Yes! And imagine what's

Yes! And imagine what's going to happen in health insurer call centers as of 2014!

Good post Kate but I don't

Good post Kate but I don't agree on one point, specifically when you say "For example, if you are a company that is differentiating itself on customer experience, your focus should be on first call resolution and satisfaction metrics, not on handle times or average speed of answer." I think that nowadays every business needs to focus its strategy on customer experience and considering first of all the right set of KPIs like FCR and CSS.


What I meant to say is that each business needs to create a balanced scorecard of metrics that include satisfaction and cost metrics that are aligned to the company brand. It means that every company will have a slightly different balanced scorecard of metrics - not a one size fits all.

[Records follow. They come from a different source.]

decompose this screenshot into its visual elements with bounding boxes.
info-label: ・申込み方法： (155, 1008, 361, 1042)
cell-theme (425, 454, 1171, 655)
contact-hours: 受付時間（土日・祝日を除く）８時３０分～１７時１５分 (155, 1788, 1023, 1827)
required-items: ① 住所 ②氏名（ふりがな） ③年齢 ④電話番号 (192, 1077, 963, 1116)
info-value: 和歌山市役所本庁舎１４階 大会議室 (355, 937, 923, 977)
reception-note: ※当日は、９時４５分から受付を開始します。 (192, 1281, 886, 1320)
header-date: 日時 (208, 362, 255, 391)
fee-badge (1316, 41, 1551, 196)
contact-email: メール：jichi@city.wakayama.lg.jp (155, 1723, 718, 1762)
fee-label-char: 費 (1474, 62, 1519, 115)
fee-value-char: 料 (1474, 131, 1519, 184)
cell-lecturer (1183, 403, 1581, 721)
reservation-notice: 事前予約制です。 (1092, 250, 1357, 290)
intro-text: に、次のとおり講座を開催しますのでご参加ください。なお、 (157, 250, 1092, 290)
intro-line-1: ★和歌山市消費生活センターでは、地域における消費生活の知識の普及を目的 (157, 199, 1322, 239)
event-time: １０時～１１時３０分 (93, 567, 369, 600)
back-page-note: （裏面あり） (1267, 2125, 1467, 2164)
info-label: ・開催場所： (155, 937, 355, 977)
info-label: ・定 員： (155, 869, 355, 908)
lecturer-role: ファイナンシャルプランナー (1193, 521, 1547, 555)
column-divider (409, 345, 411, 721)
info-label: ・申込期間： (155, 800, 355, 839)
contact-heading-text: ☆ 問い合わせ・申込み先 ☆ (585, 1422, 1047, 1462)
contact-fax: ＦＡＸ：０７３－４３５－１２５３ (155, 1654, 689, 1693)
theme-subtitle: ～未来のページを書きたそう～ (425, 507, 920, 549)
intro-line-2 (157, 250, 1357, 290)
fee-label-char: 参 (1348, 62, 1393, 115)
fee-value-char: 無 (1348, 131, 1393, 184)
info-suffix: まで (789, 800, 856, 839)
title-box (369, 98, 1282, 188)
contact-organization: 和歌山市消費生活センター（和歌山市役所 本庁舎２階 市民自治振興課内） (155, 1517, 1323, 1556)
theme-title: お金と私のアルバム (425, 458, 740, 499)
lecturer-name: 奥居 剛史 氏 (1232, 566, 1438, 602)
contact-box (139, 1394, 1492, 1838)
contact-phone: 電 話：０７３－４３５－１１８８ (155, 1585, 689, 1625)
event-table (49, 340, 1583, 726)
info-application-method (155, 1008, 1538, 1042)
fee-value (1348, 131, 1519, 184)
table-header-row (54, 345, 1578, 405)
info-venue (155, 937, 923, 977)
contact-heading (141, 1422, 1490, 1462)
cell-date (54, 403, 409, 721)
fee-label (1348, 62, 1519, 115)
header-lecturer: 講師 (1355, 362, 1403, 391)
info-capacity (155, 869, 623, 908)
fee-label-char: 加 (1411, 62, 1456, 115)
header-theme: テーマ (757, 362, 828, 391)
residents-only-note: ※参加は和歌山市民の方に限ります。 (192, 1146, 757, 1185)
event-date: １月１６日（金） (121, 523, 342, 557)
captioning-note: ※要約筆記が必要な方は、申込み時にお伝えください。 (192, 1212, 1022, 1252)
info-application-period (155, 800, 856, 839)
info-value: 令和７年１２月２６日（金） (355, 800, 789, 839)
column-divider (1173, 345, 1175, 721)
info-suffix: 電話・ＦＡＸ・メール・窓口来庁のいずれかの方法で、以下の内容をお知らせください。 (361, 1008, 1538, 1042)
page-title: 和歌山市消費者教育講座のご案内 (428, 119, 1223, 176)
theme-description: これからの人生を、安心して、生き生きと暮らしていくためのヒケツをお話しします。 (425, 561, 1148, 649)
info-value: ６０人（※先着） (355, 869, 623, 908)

Measuring is Good, but not Enough

Kate, good post and measuring turnover and putting operational metrics and practices in place to help minimize it is a good start, but these are not enough by themselves. Companies need to get to the root cause of turnover and execute improvement programs that address the causes and not the symptoms. As you point out, not all turnover is created equal - and not all of it is necessarily bad. Understanding what causes it has greater implications than just higher retention. By implementing a formal but anonymous exit questionnaire, companies can learn alot from departing employees that can point to solutions that can be deployed to help reduce undesirable turnover to an optimum and manageable level.

call center turn over

I have worked in different call centers since I was 18. I am
45 yrs old and finally put my foot down that I will never do that
Line of work again. From day one of training every call center
Sprint pcs, Verizon Wireless, Insurance companies inbound and
Out bound. Metro pcs, I even worked for MCI and were there
When told that we all must leave company sold. They all are
Cut from same pattern. One size fits all. They all set you up to
Fail. These jobs are like an assembly line. Numbers all thwy care
About, not the employee, just numbers. Its stressful enough to
Have an asshole as a customer, a jerk, you name it, and also have
To worry about your AHT, call per hour, and if you said your
Please and thank you. I don't believe in the process and the product
No more. I believe that people who insist to do this line of
Work, have low self esteem and afraid of not trying something
New. I was like that, and now I'm free.

Where is the best location for a call center

What region/state would be the best fit for a call center (offer the best pool of qualified resources). I am generally looking for where do you find a large group of resources that are Services Oriented, willing to and excited to be part of a call center of a premium brand product/company. What is the profile you are looking for in a person and last what are the variety elements that keep them interested engaged and happy?